Taken in a surprise attack near Nova Scotia in June 1722, Ashton was forced to sail across the Atlantic and back with a crew under the command of Edward Low, a man so vicious he tortured victims by slicing off an ear or nose and roasting them over a fire. "A greater monster," one colonial official wrote, "never infested the seas." Ashton barely survived the nine months he sailed with Low's crew -- he was nearly shot in the head at gunpoint, came close to drowning when a ship sank near the coast of Brazil, and was almost hanged for secretly plotting a revolt against the pirates. Like many forced men, Ashton thought constantly about escaping.

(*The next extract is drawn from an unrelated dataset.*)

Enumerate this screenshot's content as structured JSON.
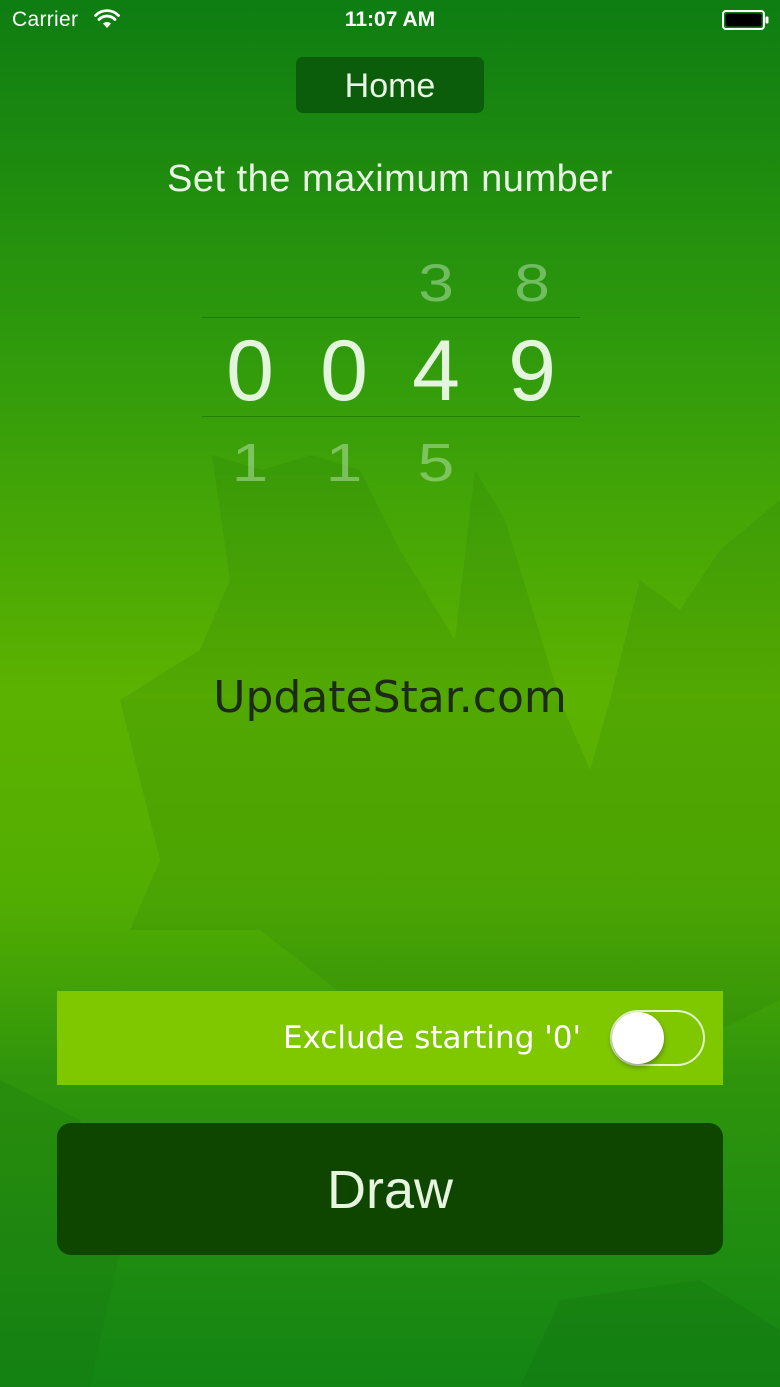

In March of 1723, he saw his chance when Low's crew anchored at the secluded island of Roatan, at the western edge of the Caribbean. Ashton fled into the thick, overgrown woods and, for more than a year, had to claw out a living on the remote strip of land, completely alone and with practically nothing to sustain him. The opportunity to escape came so unexpectedly that Ashton ran off without a gun, a knife, or even a pair of shoes on his feet. Yet the resilient young castaway -- who has been called America's real-life Robinson Crusoe -- was able to find food, build a crude shelter, and even survive a debilitating fever brought on by the cool winter rains before he was rescued by a band of men sailing near the island.